At the same time, the objects themselves appear remarkably ordinary. Composed of mundane materials, “Complex Cases” look like ordinary commodities pulled from the zone of everyday life. The pedestrian tenor of both Knowles’ alert paintings and Crespo’s manufactured cases reverberate with the manufactured ordinarity which structures spectacular violence within the United States. School shootings (like acts of terrorism) become meaningful as an attack on ordinary life, positioning affluent white schools as zones within which death is extraordinary. This is perhaps why school shootings within communities of color do not engender the same frenzied response as those involving affluent (mostly white) communities. Racialized context amplifies or dampens the reactive intensity to school shootings, with events involving racialized victims understood as ambient occurrences endemic to their communities and those involving white victims as national tragedies which beget immediate response. Within this conceptual apparatus, the racialized school shooter becomes a result of his or her culture, while those who engender the death of white students become emblems of their extraordinary neural difference. In this way, the machinery which make the vitality of the neuron radiant with danger do not supplant racial hierarchies, but further cement them within the fabric of the nation by rendering certain deaths as (extra)ordinary.

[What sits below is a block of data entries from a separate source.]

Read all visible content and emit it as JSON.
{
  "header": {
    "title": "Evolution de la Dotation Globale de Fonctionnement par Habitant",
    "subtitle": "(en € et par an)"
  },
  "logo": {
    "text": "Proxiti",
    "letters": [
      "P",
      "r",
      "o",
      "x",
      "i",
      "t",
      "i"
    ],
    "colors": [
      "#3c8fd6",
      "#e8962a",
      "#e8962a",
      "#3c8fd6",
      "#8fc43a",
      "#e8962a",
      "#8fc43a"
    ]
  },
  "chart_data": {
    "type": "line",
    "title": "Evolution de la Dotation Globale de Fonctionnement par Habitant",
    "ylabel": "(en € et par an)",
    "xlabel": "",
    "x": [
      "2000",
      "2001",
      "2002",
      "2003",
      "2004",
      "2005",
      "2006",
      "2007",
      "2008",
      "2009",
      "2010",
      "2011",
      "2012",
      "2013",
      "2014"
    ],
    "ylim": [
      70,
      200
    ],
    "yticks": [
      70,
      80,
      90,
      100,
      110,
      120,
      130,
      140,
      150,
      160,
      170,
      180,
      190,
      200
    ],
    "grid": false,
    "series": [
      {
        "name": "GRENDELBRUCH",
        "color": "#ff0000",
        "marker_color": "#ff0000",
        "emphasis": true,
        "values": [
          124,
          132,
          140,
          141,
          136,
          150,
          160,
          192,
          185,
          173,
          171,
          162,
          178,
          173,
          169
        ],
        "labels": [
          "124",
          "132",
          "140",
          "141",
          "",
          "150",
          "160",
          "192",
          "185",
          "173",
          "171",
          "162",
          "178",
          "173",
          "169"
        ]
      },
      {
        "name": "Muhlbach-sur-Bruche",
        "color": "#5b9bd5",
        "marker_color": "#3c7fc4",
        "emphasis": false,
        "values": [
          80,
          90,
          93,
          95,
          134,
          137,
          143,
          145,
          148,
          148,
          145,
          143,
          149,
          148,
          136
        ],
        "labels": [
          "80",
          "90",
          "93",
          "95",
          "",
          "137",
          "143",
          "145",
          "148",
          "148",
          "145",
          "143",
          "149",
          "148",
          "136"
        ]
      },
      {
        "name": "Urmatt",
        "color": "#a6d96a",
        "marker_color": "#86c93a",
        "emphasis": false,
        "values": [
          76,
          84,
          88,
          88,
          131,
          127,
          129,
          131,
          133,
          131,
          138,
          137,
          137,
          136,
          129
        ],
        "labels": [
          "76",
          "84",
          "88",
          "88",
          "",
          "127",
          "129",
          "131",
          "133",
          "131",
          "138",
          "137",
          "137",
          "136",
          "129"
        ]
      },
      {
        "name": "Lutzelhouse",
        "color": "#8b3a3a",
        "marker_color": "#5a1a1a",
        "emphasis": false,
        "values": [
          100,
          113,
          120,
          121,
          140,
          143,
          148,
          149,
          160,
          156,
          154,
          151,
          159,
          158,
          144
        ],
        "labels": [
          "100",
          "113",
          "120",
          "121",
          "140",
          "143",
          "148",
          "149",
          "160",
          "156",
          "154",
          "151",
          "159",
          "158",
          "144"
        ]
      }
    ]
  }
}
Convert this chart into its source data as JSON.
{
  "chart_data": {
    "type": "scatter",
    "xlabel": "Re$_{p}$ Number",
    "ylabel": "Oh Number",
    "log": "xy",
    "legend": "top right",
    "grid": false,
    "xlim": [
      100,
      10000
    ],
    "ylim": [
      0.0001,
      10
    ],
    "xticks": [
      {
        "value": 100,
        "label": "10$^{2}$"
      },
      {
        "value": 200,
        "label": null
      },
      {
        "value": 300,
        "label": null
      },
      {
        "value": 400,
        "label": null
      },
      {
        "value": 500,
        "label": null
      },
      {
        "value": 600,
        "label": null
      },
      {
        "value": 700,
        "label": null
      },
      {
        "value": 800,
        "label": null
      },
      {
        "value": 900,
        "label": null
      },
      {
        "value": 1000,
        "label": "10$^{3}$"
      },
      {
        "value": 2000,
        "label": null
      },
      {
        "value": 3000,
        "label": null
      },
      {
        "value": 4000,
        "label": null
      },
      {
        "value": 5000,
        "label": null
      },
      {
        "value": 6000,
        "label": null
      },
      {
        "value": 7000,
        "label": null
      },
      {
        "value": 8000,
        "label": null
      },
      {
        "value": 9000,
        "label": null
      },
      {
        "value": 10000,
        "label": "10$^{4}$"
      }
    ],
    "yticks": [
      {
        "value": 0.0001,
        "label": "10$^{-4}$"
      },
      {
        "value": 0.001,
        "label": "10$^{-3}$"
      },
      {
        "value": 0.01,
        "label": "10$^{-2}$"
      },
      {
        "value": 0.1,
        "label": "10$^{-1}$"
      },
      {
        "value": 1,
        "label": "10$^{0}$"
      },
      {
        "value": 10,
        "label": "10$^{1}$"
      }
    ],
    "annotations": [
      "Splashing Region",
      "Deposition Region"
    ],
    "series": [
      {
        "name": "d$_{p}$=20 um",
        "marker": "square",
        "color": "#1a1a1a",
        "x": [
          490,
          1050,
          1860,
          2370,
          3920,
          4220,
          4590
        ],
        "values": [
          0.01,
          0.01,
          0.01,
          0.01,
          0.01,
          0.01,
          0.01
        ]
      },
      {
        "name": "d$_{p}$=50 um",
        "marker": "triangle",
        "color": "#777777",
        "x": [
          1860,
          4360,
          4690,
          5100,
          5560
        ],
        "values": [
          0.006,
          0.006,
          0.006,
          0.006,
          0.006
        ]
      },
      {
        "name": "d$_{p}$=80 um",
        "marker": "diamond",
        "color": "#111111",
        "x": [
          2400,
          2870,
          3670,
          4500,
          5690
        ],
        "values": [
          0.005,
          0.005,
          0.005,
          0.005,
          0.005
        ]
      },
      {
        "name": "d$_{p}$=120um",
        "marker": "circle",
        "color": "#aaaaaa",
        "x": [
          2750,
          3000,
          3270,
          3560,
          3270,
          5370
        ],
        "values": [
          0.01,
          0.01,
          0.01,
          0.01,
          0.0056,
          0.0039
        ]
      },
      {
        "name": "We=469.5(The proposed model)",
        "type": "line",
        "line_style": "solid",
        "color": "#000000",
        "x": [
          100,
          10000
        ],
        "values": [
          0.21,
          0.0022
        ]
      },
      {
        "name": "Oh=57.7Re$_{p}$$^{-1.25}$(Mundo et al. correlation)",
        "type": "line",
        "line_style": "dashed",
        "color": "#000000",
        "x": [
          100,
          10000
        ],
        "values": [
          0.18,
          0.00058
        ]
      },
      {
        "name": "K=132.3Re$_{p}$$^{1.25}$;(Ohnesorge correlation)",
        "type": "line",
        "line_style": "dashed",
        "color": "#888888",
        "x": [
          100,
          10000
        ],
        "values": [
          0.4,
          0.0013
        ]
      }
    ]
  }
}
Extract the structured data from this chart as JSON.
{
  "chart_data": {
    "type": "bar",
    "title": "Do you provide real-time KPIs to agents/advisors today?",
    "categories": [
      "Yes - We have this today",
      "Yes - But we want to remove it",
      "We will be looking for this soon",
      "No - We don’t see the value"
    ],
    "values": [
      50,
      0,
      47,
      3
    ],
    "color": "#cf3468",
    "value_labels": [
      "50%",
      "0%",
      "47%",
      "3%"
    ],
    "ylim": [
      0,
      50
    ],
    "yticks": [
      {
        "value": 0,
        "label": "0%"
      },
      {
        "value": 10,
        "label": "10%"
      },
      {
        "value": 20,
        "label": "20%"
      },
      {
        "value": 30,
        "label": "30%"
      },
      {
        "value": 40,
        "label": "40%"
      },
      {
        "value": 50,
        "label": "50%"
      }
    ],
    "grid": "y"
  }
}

Neuronationalism attaches itself to already structured social exclusions in order to manage fear among affluent citizens within the nation from pathogenic threats within the social body, a form of risk-management that responds to a perceived insecurity from the aleatory emergence of violence. The purview of national security therefore extends to the surface of the brain in an effort to secure hierarchies already structured by state violence.

The burgeoning “neurodiversity” movement finds itself in dangerous terrain, carved out by the institutional assemblage that structures neuronationalism. In fact, the “neuro-” in “neurodiversity” emblematizes the urgency with which autistic people must invoke neurological discourse, in partial answer to the embeddedness of autistic individuals within the discursive circuitry endowing the neural with national meaning. Autistics often live within positions that demand the recognition of institutions, such as medicine or the state, even while those structures participate actively in those forces which most injure them. Therefore, the neurodiverisity movement involves a re-coding of what it means to be neurologically embodied, recapturing the neural from nationalist discourse and reterritorializing it within a demand for social justice. Calls for neurodiversity participate in a vital contestation for the authorship of our neural futures. The movement intervenes upon and complicates understandings of “ordinary” embodiment, resisting the ordinary by creating social space for autistics. However, such expressions of neurologically different subjectivity involve a recapitulation of those discourses that make neural difference meaningful, thereby deepening the connection of the neural to the political. The mandate to articulate oneself in neurological terms as well as the legitimacy of the nation-state as an agent of social change remain unquestioned by current social movements addressing neurodiversity.

In deploying the presumed neutrality of artistic space to map and augment the circuitry by which the neural maps the national, artistic production (such as works by Crespo and Knowles) becomes a unique mode through which autistic subjectivities intervene in topographies charted between medicine and the nation—topographies plotted by those very institutions that differentiate neural embodiments as a form of governance.